Community groups opposed to a fourth coal terminal in Newcastle have challenged Port Waratah Coal Services to demonstrate that they are using World’s Best Practice to minimise coal dust pollution at their existing coal terminals.
“We’re giving PWCS’ Chief Executive Officer Henny Du Plooy two weeks to assess their existing operations and to demonstrate precisely which coal dust minimisation techniques are being implemented,” said Coal Terminal Action Group (CTAG) spokesperson Ms Fee Mozeley.
CTAG has reviewed national and international literature to compile a ‘Best Practice Guide to Coal Dust Minimisation’ that describes 103 techniques to suppress and prevent particle emissions at each stage of the coal chain from pit to port. The Newcastle Coal Infrastructure Group that owns and operates the third of Newcastle’s coal terminals will also be asked to report on the dust control techniques they have in place.
The groups’ assessment of coal terminal dust minimisation techniques follows a week when the NSW Environmental Protection Authority issued 23 air pollution alerts in the Hunter Valley.
Community groups have ongoing fears because of the announcement today that PWCS will continue to seek development approval for T4 despite having no capacity shortfall to be fulfilled through the proposed T4 Project.

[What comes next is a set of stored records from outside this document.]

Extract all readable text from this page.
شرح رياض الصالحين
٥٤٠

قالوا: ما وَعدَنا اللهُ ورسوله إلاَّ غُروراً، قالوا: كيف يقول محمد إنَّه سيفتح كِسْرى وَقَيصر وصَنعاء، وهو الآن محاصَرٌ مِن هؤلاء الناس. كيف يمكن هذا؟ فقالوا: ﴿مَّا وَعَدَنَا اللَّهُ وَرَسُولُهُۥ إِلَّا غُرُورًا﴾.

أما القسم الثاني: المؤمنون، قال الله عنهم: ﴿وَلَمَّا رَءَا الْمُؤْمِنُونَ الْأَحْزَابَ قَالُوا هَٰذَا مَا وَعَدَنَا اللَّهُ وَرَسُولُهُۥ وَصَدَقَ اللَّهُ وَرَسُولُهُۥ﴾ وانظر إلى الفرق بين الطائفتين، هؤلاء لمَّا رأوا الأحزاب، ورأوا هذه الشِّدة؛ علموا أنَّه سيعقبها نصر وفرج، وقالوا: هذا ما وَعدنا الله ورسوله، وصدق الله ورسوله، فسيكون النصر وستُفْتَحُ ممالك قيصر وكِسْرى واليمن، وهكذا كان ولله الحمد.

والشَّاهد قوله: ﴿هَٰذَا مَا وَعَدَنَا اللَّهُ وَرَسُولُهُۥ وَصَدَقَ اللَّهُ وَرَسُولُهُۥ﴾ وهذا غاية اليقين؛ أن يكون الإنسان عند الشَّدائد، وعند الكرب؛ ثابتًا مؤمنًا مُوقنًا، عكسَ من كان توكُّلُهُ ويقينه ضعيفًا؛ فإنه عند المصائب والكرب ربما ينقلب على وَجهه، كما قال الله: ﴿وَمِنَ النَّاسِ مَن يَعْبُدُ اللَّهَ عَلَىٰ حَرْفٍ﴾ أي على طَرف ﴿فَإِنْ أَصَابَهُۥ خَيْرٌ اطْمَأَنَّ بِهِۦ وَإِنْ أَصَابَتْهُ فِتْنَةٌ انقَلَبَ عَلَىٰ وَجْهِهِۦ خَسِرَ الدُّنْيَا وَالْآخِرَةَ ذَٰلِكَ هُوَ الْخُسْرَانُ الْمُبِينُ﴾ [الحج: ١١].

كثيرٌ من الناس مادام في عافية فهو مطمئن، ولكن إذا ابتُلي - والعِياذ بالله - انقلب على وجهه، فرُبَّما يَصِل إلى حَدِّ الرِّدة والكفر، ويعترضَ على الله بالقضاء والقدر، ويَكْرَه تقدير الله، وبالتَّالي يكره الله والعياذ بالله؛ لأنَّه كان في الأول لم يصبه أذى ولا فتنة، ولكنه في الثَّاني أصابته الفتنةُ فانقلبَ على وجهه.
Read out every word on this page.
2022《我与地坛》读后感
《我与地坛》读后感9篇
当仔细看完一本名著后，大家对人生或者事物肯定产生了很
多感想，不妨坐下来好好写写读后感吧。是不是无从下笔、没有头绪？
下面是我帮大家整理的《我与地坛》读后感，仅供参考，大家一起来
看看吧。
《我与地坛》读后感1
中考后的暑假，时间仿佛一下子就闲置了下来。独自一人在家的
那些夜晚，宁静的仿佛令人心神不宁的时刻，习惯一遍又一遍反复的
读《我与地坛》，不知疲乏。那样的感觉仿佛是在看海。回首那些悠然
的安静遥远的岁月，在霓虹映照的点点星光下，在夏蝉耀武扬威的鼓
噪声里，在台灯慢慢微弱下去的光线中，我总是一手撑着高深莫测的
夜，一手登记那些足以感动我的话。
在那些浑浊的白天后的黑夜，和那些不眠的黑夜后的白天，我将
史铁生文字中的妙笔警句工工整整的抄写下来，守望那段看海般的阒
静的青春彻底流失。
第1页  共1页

“There is no question that the coal industry is a major contributor to air pollution in Newcastle and the Hunter and that air quality must improve to protect community health,” said Ms Mozeley. “What is our city’s largest coal exporter doing to minimise their contribution to this problem?”
In March 2012, Mr Du Plooy committed1 the company to coal dust suppression measures including:
Water sprays on stacking and reclaiming equipment
Real-time monitoring that responds to weather conditions and automatically turns on water sprays
Extending ship loader spouts so that they deliver coal deeper into the vessels
Screening and installing environmental bunding
Installing cladding on transfer houses
Wind guarding on conveyors.
“The Newcastle community already suffers adverse health from the three existing coal terminals that exported more than 100 million tonnes of coal in 2012,” said Ms Mozeley. “Before this company seeks NSW Government approval for a fourth Newcastle coal terminal, we demand that they put in place all possible dust minimisation arrangements.”
“We will communicate our assessment of PWCS’ coal dust minimisation arrangements to the NSW Government, urging the Premier to insist that PWCS does everything possible to protect community health before any additional coal terminal is considered.”
The fourth coal-loading terminal would potentially treble the volume of coal transported through Newcastle to 330 million tones per annum.